Wednesday 8 September 2010

Adored: Maggie Smith




Portraits of the artist as a young woman

There's no other actor or actress who has the ability to make me laugh as hard as Maggie Smith does. By this, I don't mean just a particular film but rather her whole body of work and, in fact, her persona. Maggie Smithh has an inherent ability to put a smile on my face and, more often than not, to make me laugh uproariously. Such is her talent, that to achieve that, she doesn't even have to do much. Usually, a little twitch or the raising of an eye brow does the job.

The Prime of Miss Jean Brodie (Rondald Neame, UK, 1969)

It goes without saying, that by elaborating on Maggie Smith's talent to make people laugh I don't intend to belittle her other, her tragic, side.

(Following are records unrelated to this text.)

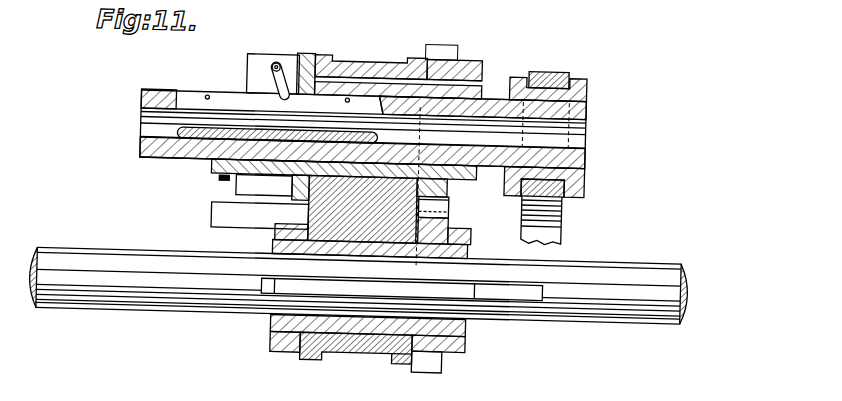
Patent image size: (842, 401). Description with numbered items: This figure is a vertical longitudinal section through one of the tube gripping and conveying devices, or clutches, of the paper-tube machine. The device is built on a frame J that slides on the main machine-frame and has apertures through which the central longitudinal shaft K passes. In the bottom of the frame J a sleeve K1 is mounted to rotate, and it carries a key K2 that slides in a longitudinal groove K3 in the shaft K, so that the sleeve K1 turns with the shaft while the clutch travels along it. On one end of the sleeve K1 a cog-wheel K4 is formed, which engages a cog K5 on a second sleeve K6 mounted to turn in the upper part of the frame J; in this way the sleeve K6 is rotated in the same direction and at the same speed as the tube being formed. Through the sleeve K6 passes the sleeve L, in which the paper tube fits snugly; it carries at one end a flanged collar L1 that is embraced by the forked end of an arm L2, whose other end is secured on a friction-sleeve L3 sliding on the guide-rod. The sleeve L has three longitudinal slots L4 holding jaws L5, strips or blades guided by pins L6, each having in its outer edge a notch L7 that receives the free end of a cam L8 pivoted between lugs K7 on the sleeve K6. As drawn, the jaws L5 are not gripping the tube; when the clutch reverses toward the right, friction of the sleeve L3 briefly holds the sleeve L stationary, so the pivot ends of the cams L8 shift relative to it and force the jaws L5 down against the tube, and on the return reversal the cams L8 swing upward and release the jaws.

The frame J is at (363, 205).
The central longitudinal shaft K is at (358, 285).
The sleeve K1 is at (370, 344).
The key K2 is at (436, 285).
The longitudinal groove K3 is at (194, 280).
The cog-wheel K4 is at (437, 357).
The cog K5 is at (454, 53).
The sleeve K6 is at (482, 74).
The lugs K7 is at (265, 53).
The sleeve L is at (138, 152).
The flanged collar L1 is at (580, 69).
The arm L2 is at (545, 211).
The friction-sleeve L3 is at (406, 360).
The longitudinal slots L4 is at (178, 107).
The jaws L5 is at (188, 89).
The pins L6 is at (210, 96).
The notch L7 is at (288, 95).
The cam L8 is at (270, 67).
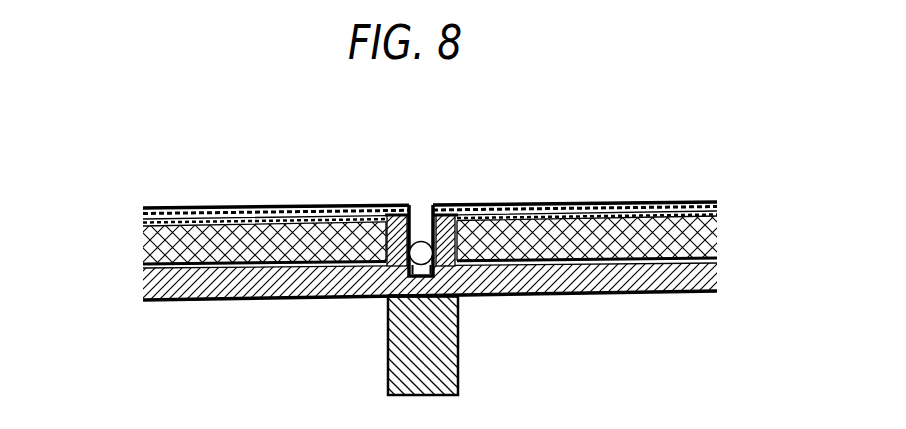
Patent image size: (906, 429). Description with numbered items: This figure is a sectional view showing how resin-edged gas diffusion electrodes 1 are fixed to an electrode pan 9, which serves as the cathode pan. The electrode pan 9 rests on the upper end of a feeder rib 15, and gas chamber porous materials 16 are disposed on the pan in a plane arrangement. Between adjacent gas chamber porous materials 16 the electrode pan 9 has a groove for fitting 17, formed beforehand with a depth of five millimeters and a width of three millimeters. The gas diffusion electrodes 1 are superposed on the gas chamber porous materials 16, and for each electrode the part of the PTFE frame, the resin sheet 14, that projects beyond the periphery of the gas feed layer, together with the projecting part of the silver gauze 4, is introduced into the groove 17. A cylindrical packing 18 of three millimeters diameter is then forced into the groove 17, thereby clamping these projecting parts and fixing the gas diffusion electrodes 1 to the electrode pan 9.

The resin-edged gas diffusion electrode 1 is at (613, 203).
The silver gauze 4 is at (447, 232).
The electrode pan 9 is at (675, 277).
The resin sheet 14 is at (376, 203).
The feeder rib 15 is at (458, 377).
The gas chamber porous material 16 is at (143, 250).
The groove for fitting 17 is at (418, 212).
The cylindrical packing 18 is at (387, 267).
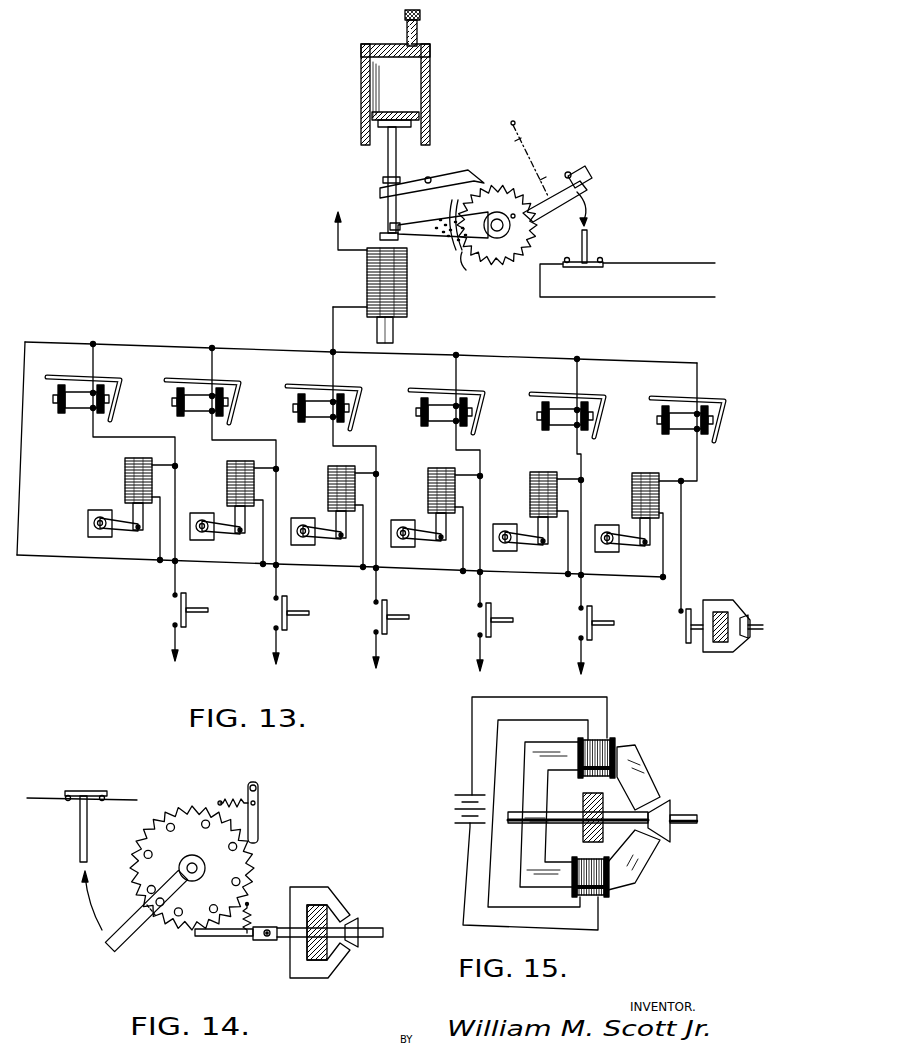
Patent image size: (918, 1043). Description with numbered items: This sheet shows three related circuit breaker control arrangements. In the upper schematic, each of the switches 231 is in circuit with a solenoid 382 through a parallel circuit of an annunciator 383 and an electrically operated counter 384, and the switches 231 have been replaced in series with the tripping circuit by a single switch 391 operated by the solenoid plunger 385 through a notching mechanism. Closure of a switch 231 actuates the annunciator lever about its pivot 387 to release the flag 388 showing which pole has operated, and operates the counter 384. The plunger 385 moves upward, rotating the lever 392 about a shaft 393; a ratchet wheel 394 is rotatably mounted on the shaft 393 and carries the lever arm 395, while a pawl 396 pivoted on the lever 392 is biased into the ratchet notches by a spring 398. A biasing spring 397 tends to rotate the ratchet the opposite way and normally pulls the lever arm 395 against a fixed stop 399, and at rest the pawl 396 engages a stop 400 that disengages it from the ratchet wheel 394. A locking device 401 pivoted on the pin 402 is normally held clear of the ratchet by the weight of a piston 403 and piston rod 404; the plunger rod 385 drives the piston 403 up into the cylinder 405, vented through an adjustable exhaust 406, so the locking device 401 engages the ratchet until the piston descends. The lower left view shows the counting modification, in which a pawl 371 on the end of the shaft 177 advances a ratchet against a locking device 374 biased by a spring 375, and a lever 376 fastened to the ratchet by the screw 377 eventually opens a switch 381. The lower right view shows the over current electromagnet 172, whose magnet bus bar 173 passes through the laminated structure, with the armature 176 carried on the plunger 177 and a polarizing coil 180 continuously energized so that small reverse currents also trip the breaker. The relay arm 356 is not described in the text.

In FIG. 13, the electromagnet 172 is at (723, 652).
In FIG. 14, the electromagnet 172 is at (323, 973).
In FIG. 15, the electromagnet 172 is at (633, 889).
In FIG. 13, the magnet bus bar 173 is at (722, 612).
In FIG. 14, the magnet bus bar 173 is at (313, 905).
In FIG. 15, the magnet bus bar 173 is at (597, 793).
In FIG. 13, the armature 176 is at (748, 618).
In FIG. 14, the armature 176 is at (358, 922).
In FIG. 15, the armature 176 is at (672, 806).
In FIG. 14, the plunger 177 is at (384, 932).
In FIG. 15, the plunger 177 is at (698, 819).
In FIG. 15, the polarizing coil 180 is at (598, 738).
In FIG. 13, the switch 231 is at (181, 612).
In FIG. 13, the relay arm 356 is at (673, 400).
In FIG. 14, the pawl 371 is at (228, 938).
In FIG. 14, the locking device 374 is at (258, 821).
In FIG. 14, the spring 375 is at (238, 790).
In FIG. 14, the lever 376 is at (118, 945).
In FIG. 14, the screw 377 is at (153, 900).
In FIG. 14, the switch 381 is at (92, 784).
In FIG. 13, the solenoid 382 is at (407, 300).
In FIG. 13, the annunciator 383 is at (680, 427).
In FIG. 13, the electrically operated counter 384 is at (642, 474).
In FIG. 13, the solenoid plunger 385 is at (393, 327).
In FIG. 13, the pivot 387 is at (652, 399).
In FIG. 13, the flag 388 is at (714, 424).
In FIG. 13, the switch 391 is at (583, 268).
In FIG. 13, the lever 392 is at (420, 227).
In FIG. 13, the shaft 393 is at (498, 219).
In FIG. 13, the ratchet wheel 394 is at (531, 229).
In FIG. 13, the lever arm 395 is at (590, 181).
In FIG. 13, the pawl 396 is at (462, 258).
In FIG. 13, the biasing spring 397 is at (537, 158).
In FIG. 13, the spring 398 is at (450, 240).
In FIG. 13, the fixed stop 399 is at (569, 173).
In FIG. 13, the stop 400 is at (455, 250).
In FIG. 13, the locking device 401 is at (466, 175).
In FIG. 13, the pin 402 is at (428, 177).
In FIG. 13, the piston 403 is at (410, 114).
In FIG. 13, the piston rod 404 is at (388, 162).
In FIG. 13, the cylinder 405 is at (412, 70).
In FIG. 13, the adjustable exhaust 406 is at (430, 48).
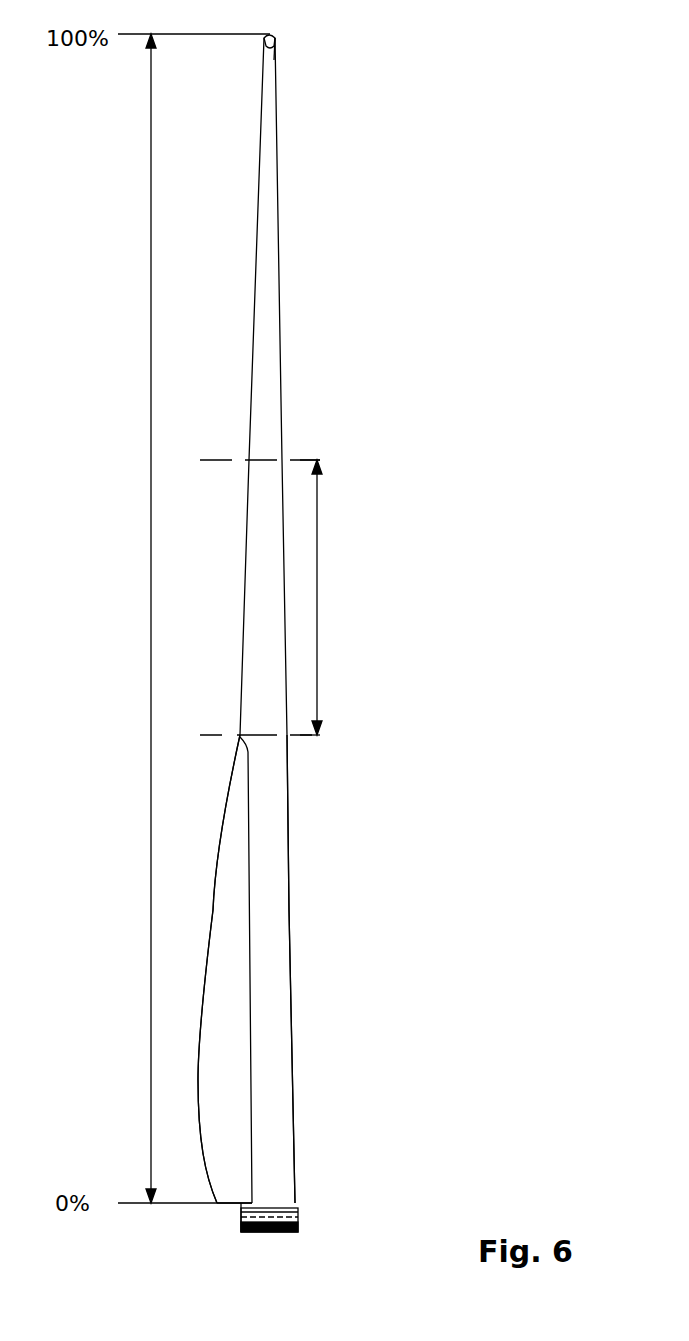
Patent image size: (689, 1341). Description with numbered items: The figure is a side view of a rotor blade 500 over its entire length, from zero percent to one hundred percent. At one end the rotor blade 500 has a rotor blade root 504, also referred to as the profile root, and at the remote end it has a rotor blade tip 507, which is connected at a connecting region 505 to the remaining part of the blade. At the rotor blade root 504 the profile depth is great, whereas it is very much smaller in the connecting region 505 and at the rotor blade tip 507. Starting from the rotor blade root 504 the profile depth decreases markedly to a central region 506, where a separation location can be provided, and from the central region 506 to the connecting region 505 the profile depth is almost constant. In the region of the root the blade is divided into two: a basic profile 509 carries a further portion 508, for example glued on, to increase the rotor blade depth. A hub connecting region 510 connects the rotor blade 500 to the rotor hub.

I'm not sure if it's to our fortune or misfortune that in recent years, it's usually her camp side we get to see on screen as at least as far her American films are concerned, this is why producers and directors cast her. No other actress does high camp as well as she does. However, I'm not sure Maggie Smith is always happy about being typecast in varying variations of the bitch, be that the spinster, the chaperone, or the highbrow aristocrat, for she has so much more to offer.

Serious Maggie: As Hedda Gabler in 1970

For theatre goers in London it's a different matter, of course, as they also get to enjoy Maggie in various Shakespeare parts as well as in the much acclaimed Talking heads by Alan Bennett. This, her serious side, cinema-goers rarely get to see nowadays. But I admit, that I myself am guilty of preferring her funny, camp roles to her serious ones. But why should I make excuses? After all, the ability to make people laugh, knowing how to camp it up, is indeed an art-form in itself. And a much too rare one at that. And one at which Maggie Smith is queen!

With co-star Michael Caine in Herbert Ross' California Suite (US 1978) for which she received her second of two Academy Awards.


Caricature of Maggie Smith by Australian artist Col Bodie


Beautiful, just beautiful: Maggie Smith with her first husband Robert Stephens. The two were married between 1967 and 1974.


Maggie Smith and co-star Kelly MacDonald in what probably is my personal favourite Maggie Smith film, Robert Altman's Gosford Park (UK/ US 2002). I saw the film nine times in the cinema, own the DVD, the screenplay and the soundtrack, and can safely say that I know all of Maggie Smith's lines from that film by heart. Besides being a role that brings a new meaning to the word camp and thus is tailor-made for Maggie's talent, the entire film is superbly written and brilliantly cast.